What if you’re working on a classification problem and one class is ridiculously rare? A random k-fold might by chance put all 10 examples of “users who actually clicked this ad” into a single fold. That fold’s test score will be terrible, and the training folds for the other iterations will be missing that class entirely. Not ideal.

Stratified k-Fold is here to save the day. It preserves the percentage of samples for each class in every fold. So if 10% of your data is class ‘1’, each fold will have approximately 10% class ‘1’. It’s k-Fold with manners.

In scikit-learn, you just swap the splitter. It’s a one-line change for massively better results on imbalanced data.

from sklearn.model_selection import StratifiedKFold

# Use StratifiedKFold instead
stratified_kf = StratifiedKFold(n_splits=5, shuffle=True, random_state=42)

stratified_scores = cross_val_score(model, X, y, cv=stratified_kf, scoring='accuracy')

print(f"Stratified CV Accuracy: {stratified_scores.mean():.4f} (+/- {stratified_scores.std() * 2:.4f})")

Rule of Thumb: For classification problems, you almost always want StratifiedKFold. It’s a best practice. Use plain KFold mostly for regression problems.

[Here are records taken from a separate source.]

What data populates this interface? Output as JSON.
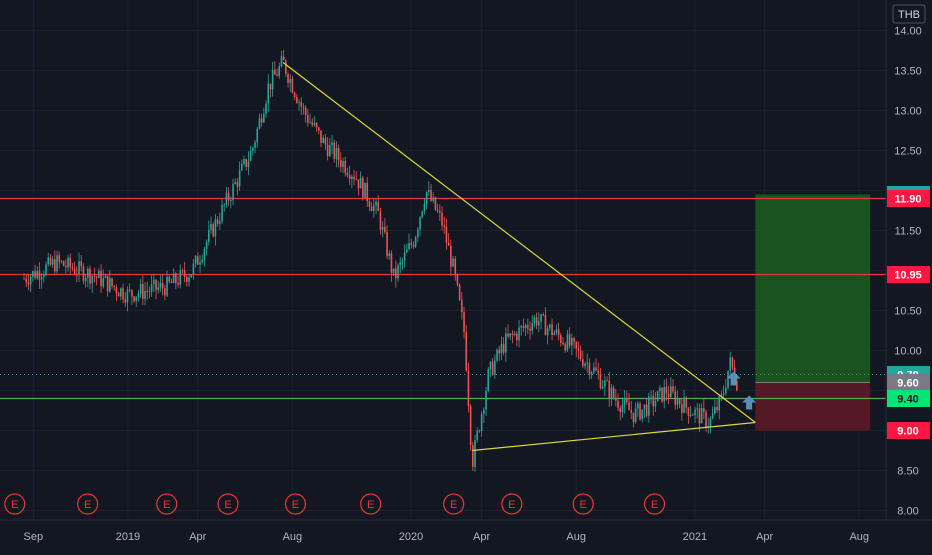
{
  "currency": "THB",
  "chart_data": {
    "type": "candlestick",
    "currency": "THB",
    "x_ticks": [
      "Sep",
      "2019",
      "Apr",
      "Aug",
      "2020",
      "Apr",
      "Aug",
      "2021",
      "Apr",
      "Aug"
    ],
    "y_ticks": [
      "8.00",
      "8.50",
      "9.00",
      "9.50",
      "10.00",
      "10.50",
      "11.00",
      "11.50",
      "12.00",
      "12.50",
      "13.00",
      "13.50",
      "14.00"
    ],
    "ylim": [
      8.0,
      14.0
    ],
    "price_path": [
      {
        "date": "2018-08-20",
        "price": 10.9
      },
      {
        "date": "2018-10-01",
        "price": 11.1
      },
      {
        "date": "2018-11-15",
        "price": 10.95
      },
      {
        "date": "2019-01-01",
        "price": 10.7
      },
      {
        "date": "2019-02-20",
        "price": 10.8
      },
      {
        "date": "2019-03-25",
        "price": 11.0
      },
      {
        "date": "2019-05-10",
        "price": 11.9
      },
      {
        "date": "2019-06-10",
        "price": 12.5
      },
      {
        "date": "2019-07-01",
        "price": 13.3
      },
      {
        "date": "2019-07-20",
        "price": 13.6
      },
      {
        "date": "2019-08-15",
        "price": 13.0
      },
      {
        "date": "2019-09-10",
        "price": 12.6
      },
      {
        "date": "2019-10-20",
        "price": 12.2
      },
      {
        "date": "2019-11-20",
        "price": 11.7
      },
      {
        "date": "2019-12-10",
        "price": 10.9
      },
      {
        "date": "2020-01-05",
        "price": 11.4
      },
      {
        "date": "2020-01-20",
        "price": 12.0
      },
      {
        "date": "2020-02-10",
        "price": 11.6
      },
      {
        "date": "2020-02-25",
        "price": 11.0
      },
      {
        "date": "2020-03-10",
        "price": 10.2
      },
      {
        "date": "2020-03-20",
        "price": 8.6
      },
      {
        "date": "2020-04-10",
        "price": 9.7
      },
      {
        "date": "2020-05-01",
        "price": 10.1
      },
      {
        "date": "2020-06-10",
        "price": 10.4
      },
      {
        "date": "2020-07-20",
        "price": 10.1
      },
      {
        "date": "2020-08-20",
        "price": 9.8
      },
      {
        "date": "2020-09-20",
        "price": 9.4
      },
      {
        "date": "2020-10-15",
        "price": 9.2
      },
      {
        "date": "2020-11-01",
        "price": 9.3
      },
      {
        "date": "2020-11-25",
        "price": 9.5
      },
      {
        "date": "2020-12-20",
        "price": 9.3
      },
      {
        "date": "2021-01-20",
        "price": 9.1
      },
      {
        "date": "2021-02-05",
        "price": 9.4
      },
      {
        "date": "2021-02-15",
        "price": 9.85
      },
      {
        "date": "2021-02-25",
        "price": 9.6
      }
    ],
    "horizontal_lines": [
      {
        "value": 11.95,
        "label": "11.95",
        "color": "#26a69a",
        "kind": "target"
      },
      {
        "value": 11.9,
        "label": "11.90",
        "color": "#ff1744",
        "kind": "resistance"
      },
      {
        "value": 10.95,
        "label": "10.95",
        "color": "#ff1744",
        "kind": "resistance"
      },
      {
        "value": 9.7,
        "label": "9.70",
        "color": "#26a69a",
        "kind": "last-price"
      },
      {
        "value": 9.6,
        "label": "9.60",
        "color": "#787b86",
        "kind": "entry"
      },
      {
        "value": 9.4,
        "label": "9.40",
        "color": "#00e676",
        "kind": "support"
      },
      {
        "value": 9.0,
        "label": "9.00",
        "color": "#ff1744",
        "kind": "stop"
      }
    ],
    "trendlines": [
      {
        "from": {
          "date": "2019-07-20",
          "price": 13.6
        },
        "to": {
          "date": "2021-03-20",
          "price": 9.1
        },
        "color": "#d9d93a"
      },
      {
        "from": {
          "date": "2020-03-20",
          "price": 8.75
        },
        "to": {
          "date": "2021-03-20",
          "price": 9.1
        },
        "color": "#d9d93a"
      }
    ],
    "position": {
      "start": "2021-03-20",
      "end": "2021-08-15",
      "entry": 9.6,
      "target": 11.95,
      "stop": 9.0
    },
    "earnings_markers": [
      {
        "date": "2018-08-08",
        "label": "E"
      },
      {
        "date": "2018-11-10",
        "label": "E"
      },
      {
        "date": "2019-02-20",
        "label": "E"
      },
      {
        "date": "2019-05-10",
        "label": "E"
      },
      {
        "date": "2019-08-05",
        "label": "E"
      },
      {
        "date": "2019-11-10",
        "label": "E"
      },
      {
        "date": "2020-02-25",
        "label": "E"
      },
      {
        "date": "2020-05-10",
        "label": "E"
      },
      {
        "date": "2020-08-10",
        "label": "E"
      },
      {
        "date": "2020-11-10",
        "label": "E"
      }
    ],
    "arrows": [
      {
        "date": "2021-02-20",
        "price": 9.65
      },
      {
        "date": "2021-03-12",
        "price": 9.35
      }
    ]
  }
}
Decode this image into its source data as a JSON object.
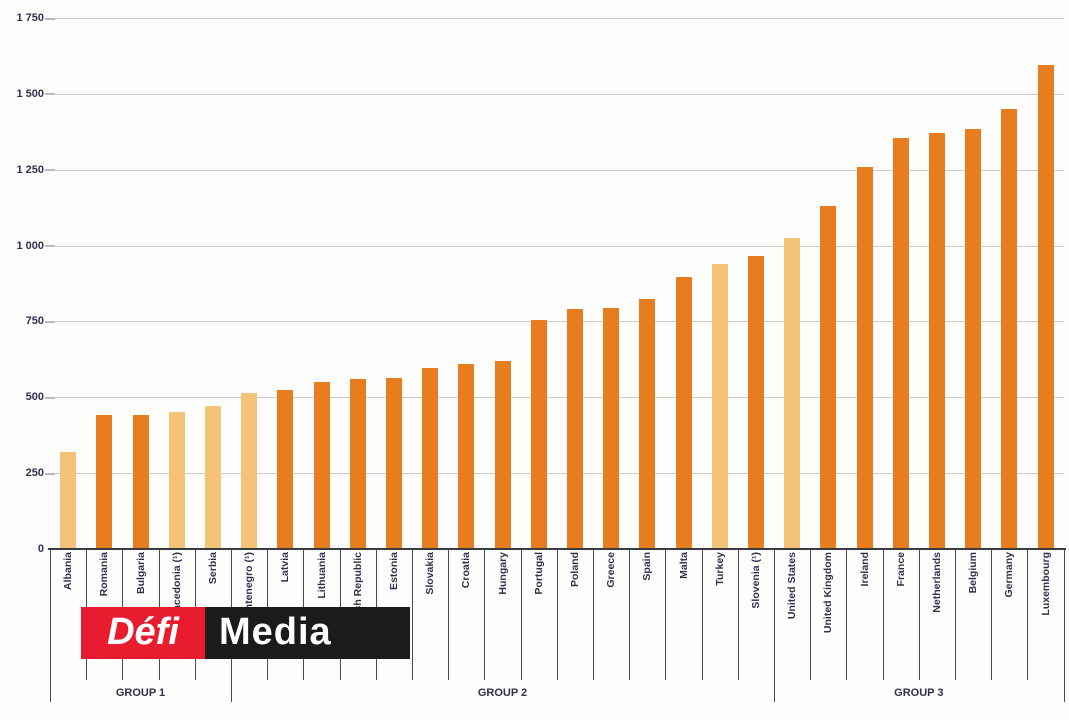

When Time is of the Essence: Time Series Cross-Validation

Here’s where the designers said, “throw the previous rules out the window.” Data with a time component—stock prices, daily temperatures, website traffic—has a cardinal rule: The future cannot influence the past. Random shuffling is strictly forbidden. If you shuffle, you’re literally leaking future information into your training set, making your model look like a prophet when it’s just a cheater.

Time Series CV respects causality. You walk forward in time.

You start with a small initial training set.
You train on that data and test on the next chunk.
You then add that test chunk to your training set and repeat.

This isn’t just a different split; it’s a fundamentally different philosophy. You’re simulating how you’d actually use the model in production: train on everything you know up to now, predict tomorrow.

scikit-learn has a TimeSeriesSplit for this. Notice how the test index is always after the training index.

from sklearn.model_selection import TimeSeriesSplit
import numpy as np

# Create a simple time-ordered dataset
X = np.array([[1, 2], [3, 4], [1, 2], [3, 4], [1, 2], [3, 4], [1, 2], [3, 4]])
y = np.array([1, 2, 1, 2, 1, 2, 1, 2])

tscv = TimeSeriesSplit(n_splits=3)

for train_index, test_index in tscv.split(X):
    print(f"TRAIN: {train_index} TEST: {test_index}")
    X_train, X_test = X[train_index], X[test_index]
    y_train, y_test = y[train_index], y[test_index]

# Output:
# TRAIN: [0 1] TEST: [2 3]
# TRAIN: [0 1 2 3] TEST: [4 5]
# TRAIN: [0 1 2 3 4 5] TEST: [6 7]

The big gotcha? Your model’s performance can decay over time if the underlying patterns are changing (a concept called “concept drift”). The scores from your later folds might be much worse than the early ones. This isn’t a bug; it’s a feature! It’s your model telling you, “Hey, the world is changing, you might want to retrain me.”

So, which one do you use? It’s not a choice. Let your data decide: Shuffled StratifiedKFold for classification, shuffled KFold for regression, and TimeSeriesSplit for anything that has a time order. Master these three, and you’ve got 99% of use cases covered. Now go forth and validate properly.